11. This case is distinguished in important respects from most of the authorities relied on by plaintiff. Bridget M. Freeman did not strip herself of her property; she reserved a life estate, the revenues of which were adequate to her necessities. The importance of this circumstance is emphasized in Post v. Hagan, 71 N. J. Eq. 234, 242 (65 Atl. 1026, 124 Am. St. Rep. 997), and Oliphant v. Liversidge, 142 Ill. 160, 170 (30 N. E. 334). The deed was promptly placed of record and immediately after Daniel E. Freeman got in communication with plaintiff he advised her of its exist*439ence. The circumstantial evidence is strongly against plaintiff’s contention that Daniel E. Freeman procured the execution of the deed with the fraudulent purpose of depriving plaintiff of her inheritance. The fact is that plaintiff had not been heard from for ten years; she had dropped out of the life and thought of the family. The grantor in the deed was in good health and of normal mentality at the time when the deed was executed. Mrs. H. A. Ehlers, a witness for plaintiff, testifies, “she was bright enough for her age.” The grantee was not living in the same house with the grantor. In view of the circumstances the deed was a natural one for the grantor to execute. It is true that the grantee employed the attorney who drew the deed. This has been held to be a circumstance of but little significance: Teter v. Teter, 59 W. Va. 449, 463 (53 S. E. 779). It is probable that the deed was executed at the suggestion or request of the grantee. But this does not constitute undue influence, nor does it in any wise vitiate the conveyance: In re Blair’s Will, 16 Daly, 540 (16 N. Y. Supp. 874, 876); Doran v. McConlogue, 150 Pa. St. 98, 116 (24 Atl. 357); Schofield v. Walker, 58 Mich. 96, 106 (24 N. W. 624); Yoe v. McCord, 74 Ill. 33, 44; Teter v. Teter, 59 W. Va. 449, 460 (53 S. E. 779).

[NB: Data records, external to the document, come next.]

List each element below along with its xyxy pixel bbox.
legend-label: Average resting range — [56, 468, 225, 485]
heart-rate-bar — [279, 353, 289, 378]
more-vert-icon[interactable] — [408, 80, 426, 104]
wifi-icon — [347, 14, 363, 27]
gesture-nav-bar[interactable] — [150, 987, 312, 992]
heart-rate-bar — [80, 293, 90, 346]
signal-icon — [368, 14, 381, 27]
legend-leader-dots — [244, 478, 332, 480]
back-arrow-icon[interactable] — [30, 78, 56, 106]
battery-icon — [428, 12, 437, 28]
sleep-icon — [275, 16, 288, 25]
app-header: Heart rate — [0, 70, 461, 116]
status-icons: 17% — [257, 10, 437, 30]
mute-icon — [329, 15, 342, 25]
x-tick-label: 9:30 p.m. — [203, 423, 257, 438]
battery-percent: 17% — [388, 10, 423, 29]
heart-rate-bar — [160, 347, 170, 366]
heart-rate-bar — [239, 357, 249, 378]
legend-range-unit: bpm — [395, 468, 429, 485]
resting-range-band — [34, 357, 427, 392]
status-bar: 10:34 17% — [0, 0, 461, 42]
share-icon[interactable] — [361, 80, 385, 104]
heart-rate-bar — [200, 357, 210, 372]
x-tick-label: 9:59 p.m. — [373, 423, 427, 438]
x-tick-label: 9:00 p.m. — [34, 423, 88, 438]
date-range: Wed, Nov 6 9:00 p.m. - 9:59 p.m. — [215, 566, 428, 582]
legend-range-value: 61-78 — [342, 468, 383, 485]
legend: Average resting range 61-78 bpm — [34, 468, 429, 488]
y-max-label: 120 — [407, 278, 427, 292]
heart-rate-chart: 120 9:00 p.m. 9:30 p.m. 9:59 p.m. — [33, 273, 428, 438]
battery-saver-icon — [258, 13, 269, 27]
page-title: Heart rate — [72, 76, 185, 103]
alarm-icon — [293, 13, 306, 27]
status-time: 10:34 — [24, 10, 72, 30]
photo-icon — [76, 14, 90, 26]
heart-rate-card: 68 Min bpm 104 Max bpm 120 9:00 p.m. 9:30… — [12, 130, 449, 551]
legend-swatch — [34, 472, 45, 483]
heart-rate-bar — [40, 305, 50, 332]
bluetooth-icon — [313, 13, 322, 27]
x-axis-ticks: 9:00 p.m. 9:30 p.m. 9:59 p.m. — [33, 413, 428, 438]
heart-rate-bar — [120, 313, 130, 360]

“It is true that a court of equity is by the settled law of this and other states required to, and it will, scan a transaction of the kind here in question with the utmost vigilance and scrutiny. But that is an entirely different thing from presuming the existence and actual exertion of undue influence from the circumstances mentioned”: Slayback v. Witt, 151 Ind. 376, 382 (50 N. E. 389).
12. No presumption of invalidity attaches to the deed in question: Sawyer v. White, 122 Fed. 223, 225 (58 *440C. C. A. 587). Plaintiff has failed to prove the allegations on which she relies. The decree of the Circuit Court was right and it is affirmed. Affirmed.
McBride, C. J., and Bean and Benson, JJ., concur.